Furthermore, it was observed that the scale of experiments can be adjusted operationally so that little or no development effort is required, for example by using PowerPoint mockups as in this case. On the other hand, conducting small-scale experiments is part of a tradeoff between smoothing the path towards continuous experimentation and reaching the level where experiments directly target customer value.

6.2 Threats to Validity

Researchers’ expectancy bias might be a threat in this study. Researchers might interpret the collected data in such a way that it fulfils their expectations. In order to mitigate this threat, participants from the case company were involved in the study data analysis stage and participant validation was used in order to verify the study results.

Researcher triangulation was used to address construct and external validity in terms of accuracy checking. Two researchers first conducted the initial study data analysis, then reviewed the analysis process with a third researcher and later, all five researchers reviewed the results along with discussion sessions. This ensured that the study results would not rely on interpretations of single researchers only.

In terms of generalisability, we are interested in whether the results of this study would be applicable to other software development organisations transitioning towards continuous experimentation. The characteristics of the case company, such as its size, structure, customers, business domain, the scale of the experiment, the product, and other contextual factors may limit the transferability of the results presented in this paper. It is not yet clear how such transfers can be made. Due to the novelty of the field and early maturity of experimentation in the company, there is not much evidence available to support transferring the results. We hope our findings will contribute to the knowledge about transition to continuous experimentation when combined with further research.

7 Conclusion

We conducted a holistic single-case study in a large, global telecom company operating in a B2B environment. We introduced an approach to continuous experimentation in the case company. Two company teams and five researchers conducted a single experiment cycle with internal test subjects. The experiment results allowed the company to make a product development decision which improved the usability of a part of their product. By participating in the activity, we observed the first steps of a transition towards continuous experimentation.

We found that the approach was easy for practitioners to understand and reception was favourable in general. The experiment activity highlighted important questions about the product under development and how it could best serve users. The collaboration between the UX and development teams was also enhanced, as expertise from both was required to plan and execute the experiment. Starting with small teams and experiments with a tightly limited scope allowed a fast start and a short, one-month cycle time from design to results.

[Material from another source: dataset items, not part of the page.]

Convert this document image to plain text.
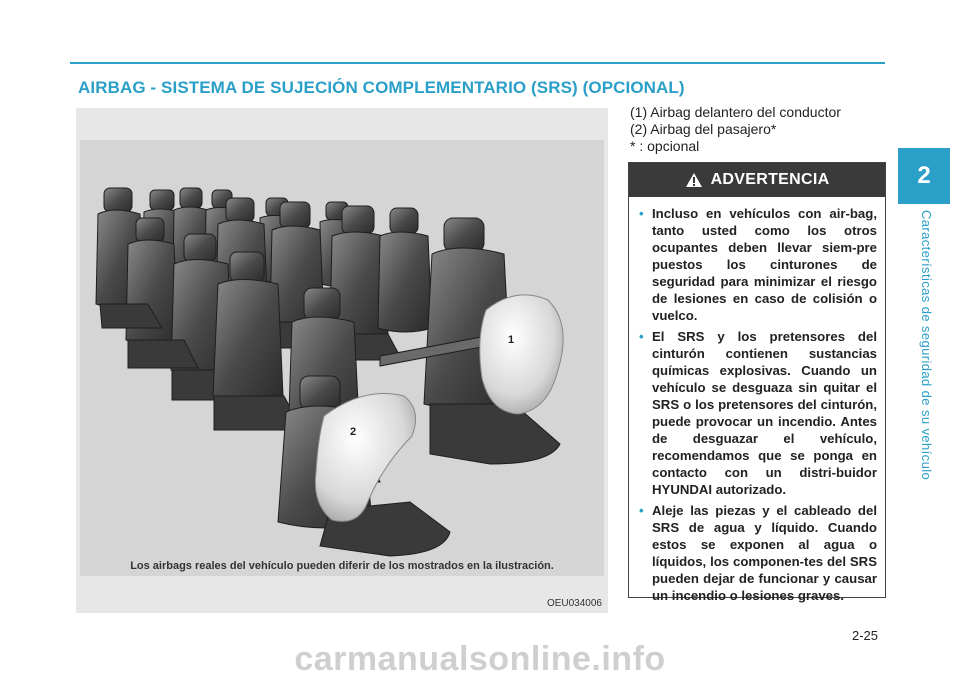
AIRBAG - SISTEMA DE SUJECIÓN COMPLEMENTARIO (SRS) (OPCIONAL)
1
2
Los airbags reales del vehículo pueden diferir de los mostrados en la ilustración.
OEU034006
(1) Airbag delantero del conductor
(2) Airbag del pasajero*
* : opcional
ADVERTENCIA
• Incluso en vehículos con air-bag, tanto usted como los otros ocupantes deben llevar siem-pre puestos los cinturones de seguridad para minimizar el riesgo de lesiones en caso de colisión o vuelco.
• El SRS y los pretensores del cinturón contienen sustancias químicas explosivas. Cuando un vehículo se desguaza sin quitar el SRS o los pretensores del cinturón, puede provocar un incendio. Antes de desguazar el vehículo, recomendamos que se ponga en contacto con un distri-buidor HYUNDAI autorizado.
• Aleje las piezas y el cableado del SRS de agua y líquido. Cuando estos se exponen al agua o líquidos, los componen-tes del SRS pueden dejar de funcionar y causar un incendio o lesiones graves.
2
Características de seguridad de su vehículo
2-25
carmanualsonline.info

We also found several challenges that may hinder the adoption of an experiment-based approach and limit its benefits in the initiating phase. Our study shows that it may be difficult to find an experiment target due to information about user needs and goals being scattered in a large B2B organisation. This makes it difficult to identify the assumptions that should be tested in experiments. It may also be difficult to reach the level where experiments directly address product value rather than optimising usability. Involving users directly in experiments was difficult in this B2B case, and may come with additional cost, but would also make experiments more valid and relevant. Designing experiments around assumptions about the user behaviours that are related to value creation should result in experiments with more impact. This remains a difficult challenge which warrants further research. More research is also needed on how to integrate continuous experimentation with the overall organisation and how this affects culture, architectures, methods, processes, management, and staffing in contemporary organisations.